Não havia escapatória. Quando Melody se convidava para alguma coisa, ninguém ficava em seu caminho e Sky sabia bem disso. Felizmente, a ajuda da mãe significava poupar gastos com organização e limpeza, além de que, embora não admitisse, sentia falta dos pais quase sempre.

—A cidade é linda, posso lhe garantir – respondera a garota – Confesso que me apaixonei pela natureza e pela paz desse lugar. Vou anotar alguns pontos turísticos para visitarmos quando estiver aqui. Apenas me avise com alguns dias de antecedência para que possa me organizar e deixar a agenda livre para passarmos um tempo de garotas, só nós duas.

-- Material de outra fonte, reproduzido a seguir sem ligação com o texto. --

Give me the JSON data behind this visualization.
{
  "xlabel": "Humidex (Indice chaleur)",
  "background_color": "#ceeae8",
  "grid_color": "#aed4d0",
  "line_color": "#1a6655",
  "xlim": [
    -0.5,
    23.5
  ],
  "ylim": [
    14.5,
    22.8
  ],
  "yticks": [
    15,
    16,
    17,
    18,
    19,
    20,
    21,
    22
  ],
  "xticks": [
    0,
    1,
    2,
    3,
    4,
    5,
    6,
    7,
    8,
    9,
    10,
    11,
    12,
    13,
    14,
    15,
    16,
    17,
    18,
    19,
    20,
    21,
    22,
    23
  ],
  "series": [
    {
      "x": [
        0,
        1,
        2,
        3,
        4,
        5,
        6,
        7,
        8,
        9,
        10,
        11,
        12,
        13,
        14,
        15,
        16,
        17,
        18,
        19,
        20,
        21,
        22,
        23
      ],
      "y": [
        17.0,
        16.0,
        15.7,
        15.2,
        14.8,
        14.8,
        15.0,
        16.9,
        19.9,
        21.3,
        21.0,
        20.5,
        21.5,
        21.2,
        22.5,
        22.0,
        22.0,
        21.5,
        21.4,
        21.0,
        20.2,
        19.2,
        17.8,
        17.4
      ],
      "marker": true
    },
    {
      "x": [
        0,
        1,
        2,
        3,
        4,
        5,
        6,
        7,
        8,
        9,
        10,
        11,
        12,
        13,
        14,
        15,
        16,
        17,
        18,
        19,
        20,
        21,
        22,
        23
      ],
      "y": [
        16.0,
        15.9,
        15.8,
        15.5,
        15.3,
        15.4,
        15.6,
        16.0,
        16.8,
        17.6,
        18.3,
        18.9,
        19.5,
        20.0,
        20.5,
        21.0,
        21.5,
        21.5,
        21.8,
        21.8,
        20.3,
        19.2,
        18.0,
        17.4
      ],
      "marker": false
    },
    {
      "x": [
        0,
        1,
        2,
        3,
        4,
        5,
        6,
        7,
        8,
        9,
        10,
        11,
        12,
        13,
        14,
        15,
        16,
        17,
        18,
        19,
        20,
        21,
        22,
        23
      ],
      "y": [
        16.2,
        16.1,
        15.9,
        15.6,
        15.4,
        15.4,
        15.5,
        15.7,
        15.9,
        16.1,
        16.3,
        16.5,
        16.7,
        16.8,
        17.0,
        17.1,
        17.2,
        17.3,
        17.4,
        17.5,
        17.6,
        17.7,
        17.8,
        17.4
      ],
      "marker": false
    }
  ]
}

—Fico feliz em ouvir isso. Sinto sua falta…

—Também sinto sua falta.

Por um momento, mãe e filha ficaram em silêncio. Sky sabia que Melody sempre dava um jeito de arrancar a verdade dela e estender aquela conversa não resultaria em bons frutos. Não queria contar sobre Ricardo, sobre o FBI e muito menos sua tara por Jordan.

Alguns segredos eram melhores se mantidos para si própria.

—Na verdade… – continuara Joana antes que Sky encontrasse alguma forma de se despedir e desligar a ligação – Tenho sentido que algo ruim está para acontecer. E como não a tenho por perto, me preocupo com você. Tem certeza de que está tudo bem?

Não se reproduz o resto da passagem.